UCSI University, Sarawak Campus, University College of Technology Sarawak (UCTS) Tunku Abdul Rahman University College (Sabah campus), International University College of Technology Twintech (Sabah campus), and Open University Malaysia (Sabah campus) have local private university branch campuses in East Malaysia. Curtin University, Malaysia and Swinburne University of Technology Sarawak Campus are foreign university branch campuses in Sarawak.

There are 4 teacher training colleges (Malay: Maktab Perguruan) in Sarawak, and 4 teacher training colleges in Sabah.

==Transport==
The Pan Borneo Highway connects Sabah, Sarawak, and Brunei. The road has been poorly maintained since it was built. The narrow road is dark at night without any street lights and there are many danger spots, sharp bends, blind spots, potholes, and erosion. However, federal government funds have been allocated for the upgrade of the highway, which will be carried out in stages until completion in 2025.

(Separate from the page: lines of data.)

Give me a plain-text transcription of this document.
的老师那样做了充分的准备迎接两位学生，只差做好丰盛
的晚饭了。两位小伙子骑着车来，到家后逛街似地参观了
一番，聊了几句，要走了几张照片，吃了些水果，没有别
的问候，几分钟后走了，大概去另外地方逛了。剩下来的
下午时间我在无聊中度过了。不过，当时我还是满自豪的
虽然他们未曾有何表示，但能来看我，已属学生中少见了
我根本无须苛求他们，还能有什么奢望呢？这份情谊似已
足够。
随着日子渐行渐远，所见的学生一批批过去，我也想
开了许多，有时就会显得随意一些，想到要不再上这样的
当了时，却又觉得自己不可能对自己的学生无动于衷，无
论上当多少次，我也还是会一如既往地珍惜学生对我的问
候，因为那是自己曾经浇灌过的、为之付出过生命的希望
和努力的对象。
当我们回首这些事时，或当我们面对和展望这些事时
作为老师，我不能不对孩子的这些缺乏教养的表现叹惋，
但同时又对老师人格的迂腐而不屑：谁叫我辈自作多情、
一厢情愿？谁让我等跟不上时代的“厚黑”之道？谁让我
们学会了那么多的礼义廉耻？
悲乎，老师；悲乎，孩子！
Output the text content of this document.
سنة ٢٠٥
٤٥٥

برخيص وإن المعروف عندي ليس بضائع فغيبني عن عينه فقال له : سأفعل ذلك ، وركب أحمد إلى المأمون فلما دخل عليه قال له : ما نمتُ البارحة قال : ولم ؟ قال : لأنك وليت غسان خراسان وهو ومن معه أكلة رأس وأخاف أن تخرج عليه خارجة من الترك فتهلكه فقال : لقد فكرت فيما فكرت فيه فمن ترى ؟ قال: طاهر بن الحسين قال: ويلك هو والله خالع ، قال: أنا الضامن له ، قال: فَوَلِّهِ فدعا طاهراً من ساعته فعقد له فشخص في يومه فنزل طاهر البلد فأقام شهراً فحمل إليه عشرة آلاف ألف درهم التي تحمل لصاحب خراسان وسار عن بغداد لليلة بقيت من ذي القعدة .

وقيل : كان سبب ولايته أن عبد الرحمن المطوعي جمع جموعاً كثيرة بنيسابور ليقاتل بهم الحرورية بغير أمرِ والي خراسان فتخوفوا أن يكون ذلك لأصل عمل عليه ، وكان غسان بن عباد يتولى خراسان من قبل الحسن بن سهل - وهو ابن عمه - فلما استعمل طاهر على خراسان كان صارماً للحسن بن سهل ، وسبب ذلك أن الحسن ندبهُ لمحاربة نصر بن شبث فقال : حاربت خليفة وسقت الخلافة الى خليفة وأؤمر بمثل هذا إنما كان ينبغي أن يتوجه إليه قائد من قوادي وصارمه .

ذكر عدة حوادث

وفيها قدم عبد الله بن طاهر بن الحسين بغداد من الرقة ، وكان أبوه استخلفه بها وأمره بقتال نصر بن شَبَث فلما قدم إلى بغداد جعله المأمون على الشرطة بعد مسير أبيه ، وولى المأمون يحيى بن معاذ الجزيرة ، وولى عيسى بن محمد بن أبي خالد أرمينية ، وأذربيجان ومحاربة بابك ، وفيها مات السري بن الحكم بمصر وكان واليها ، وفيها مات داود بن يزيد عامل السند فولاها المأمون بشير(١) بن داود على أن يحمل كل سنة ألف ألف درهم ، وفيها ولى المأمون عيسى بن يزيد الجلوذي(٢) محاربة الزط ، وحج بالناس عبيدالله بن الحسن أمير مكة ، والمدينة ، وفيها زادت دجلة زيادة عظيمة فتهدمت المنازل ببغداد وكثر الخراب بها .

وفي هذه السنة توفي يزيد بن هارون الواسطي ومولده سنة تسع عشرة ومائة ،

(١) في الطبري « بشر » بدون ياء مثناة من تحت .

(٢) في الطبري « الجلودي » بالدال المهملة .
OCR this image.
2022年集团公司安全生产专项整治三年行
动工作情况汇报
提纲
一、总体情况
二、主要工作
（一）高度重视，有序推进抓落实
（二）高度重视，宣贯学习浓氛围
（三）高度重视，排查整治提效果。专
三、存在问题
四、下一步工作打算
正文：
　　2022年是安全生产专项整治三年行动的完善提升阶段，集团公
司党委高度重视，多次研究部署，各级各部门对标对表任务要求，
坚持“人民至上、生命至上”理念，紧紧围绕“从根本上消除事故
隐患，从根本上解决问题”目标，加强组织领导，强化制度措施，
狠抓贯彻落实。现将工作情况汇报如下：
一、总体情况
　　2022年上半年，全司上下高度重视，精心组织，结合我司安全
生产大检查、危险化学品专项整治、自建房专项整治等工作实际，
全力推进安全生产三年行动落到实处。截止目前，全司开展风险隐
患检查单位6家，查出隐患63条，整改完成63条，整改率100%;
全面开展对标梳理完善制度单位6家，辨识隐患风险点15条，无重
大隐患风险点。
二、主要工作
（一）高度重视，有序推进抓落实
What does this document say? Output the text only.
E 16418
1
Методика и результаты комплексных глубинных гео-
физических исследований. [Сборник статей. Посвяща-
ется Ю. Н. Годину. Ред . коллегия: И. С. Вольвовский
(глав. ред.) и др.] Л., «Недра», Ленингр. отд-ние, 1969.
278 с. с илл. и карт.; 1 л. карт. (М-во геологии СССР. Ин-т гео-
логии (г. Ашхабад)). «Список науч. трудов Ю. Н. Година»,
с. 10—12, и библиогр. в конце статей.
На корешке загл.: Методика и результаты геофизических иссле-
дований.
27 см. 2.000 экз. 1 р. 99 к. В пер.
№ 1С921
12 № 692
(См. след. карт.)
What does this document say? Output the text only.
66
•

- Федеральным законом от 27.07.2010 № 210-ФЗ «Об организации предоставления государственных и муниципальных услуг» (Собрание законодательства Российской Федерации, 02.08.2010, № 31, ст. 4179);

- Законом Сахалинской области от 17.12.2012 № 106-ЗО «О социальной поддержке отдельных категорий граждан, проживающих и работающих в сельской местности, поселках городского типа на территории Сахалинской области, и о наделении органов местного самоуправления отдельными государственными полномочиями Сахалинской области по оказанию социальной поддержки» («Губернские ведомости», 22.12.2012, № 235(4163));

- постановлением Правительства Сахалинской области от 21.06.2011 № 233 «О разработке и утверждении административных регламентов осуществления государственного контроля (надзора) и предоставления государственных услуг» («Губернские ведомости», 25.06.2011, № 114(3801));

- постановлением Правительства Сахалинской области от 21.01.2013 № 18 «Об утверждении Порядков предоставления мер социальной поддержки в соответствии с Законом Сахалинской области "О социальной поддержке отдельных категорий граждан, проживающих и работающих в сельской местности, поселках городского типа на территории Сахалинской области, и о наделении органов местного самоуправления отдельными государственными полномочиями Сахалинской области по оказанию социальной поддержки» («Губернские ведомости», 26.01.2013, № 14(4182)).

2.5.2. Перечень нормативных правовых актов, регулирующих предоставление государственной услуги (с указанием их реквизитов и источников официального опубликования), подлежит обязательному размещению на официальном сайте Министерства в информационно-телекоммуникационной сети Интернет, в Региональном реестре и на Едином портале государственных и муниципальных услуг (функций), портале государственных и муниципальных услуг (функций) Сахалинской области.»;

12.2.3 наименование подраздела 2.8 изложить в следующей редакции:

The major airports in East Malaysia are Kuching International Airport, Labuan Airport and Kota Kinabalu International Airport. Kota Kinabalu International Airport has also become the second largest airport in Malaysia, with an annual capacity of 12 million passengers – 9 million for Terminal 1 and 3 million for Terminal 2. There are frequent air flights by including Malaysia Airlines (MAS) and AirAsia between East Malaysia and Peninsular Malaysia. Other ports of entry to East Malaysia include Sibu Airport, Bintulu Airport, and Miri Airport in Sarawak, Sandakan Airport and Tawau Airport in Sabah. MAS also operates international flights to major cities in East Malaysia.

The rural areas in Borneo can only be accessed by air or river boat. River transport is especially prevalent in Sarawak because there are many large and long rivers, with Rajang River being the most used. Rivers are used by boats and ferries for communications (i.e. mail) and passenger transport between inland areas and coastal towns. Timber is also transported via vessels and log carriers down the rivers of Sarawak.

The Labuan Ferry operates boat express and vehicle ferries from Labuan Island to Sabah, Sarawak and Brunei. Ferries have overtaken air travel as the chief transportation mode on and off the island.

==Economy==
Shipyards in Sabah and Sarawak build steel vessels for offshore supply, tug, barge and river ferries when compared to shipyards in Peninsular Malaysia that focus on building steel and aluminium vessels for the government as well as oil and gas companies. This makes the shipyards in Sabah and Sarawak more competitive and innovative in design, process and material, compared to the shipyards in peninsular Malaysia, where the big projects are dependent on government funding.

==Security==

The state of Sabah has been subjected to attacks by Moro pirates and militants since the 1960s and intensification in 1985, 2000, 2013. The Eastern Sabah Security Zone (ESSZONE) and Eastern Sabah Security Command (ESSCOM) were established on 25 March 2013 to tighten security in the region. Since 2014, a 12-hour dusk-to-dawn curfew has been imposed on six Sabah east coast districts.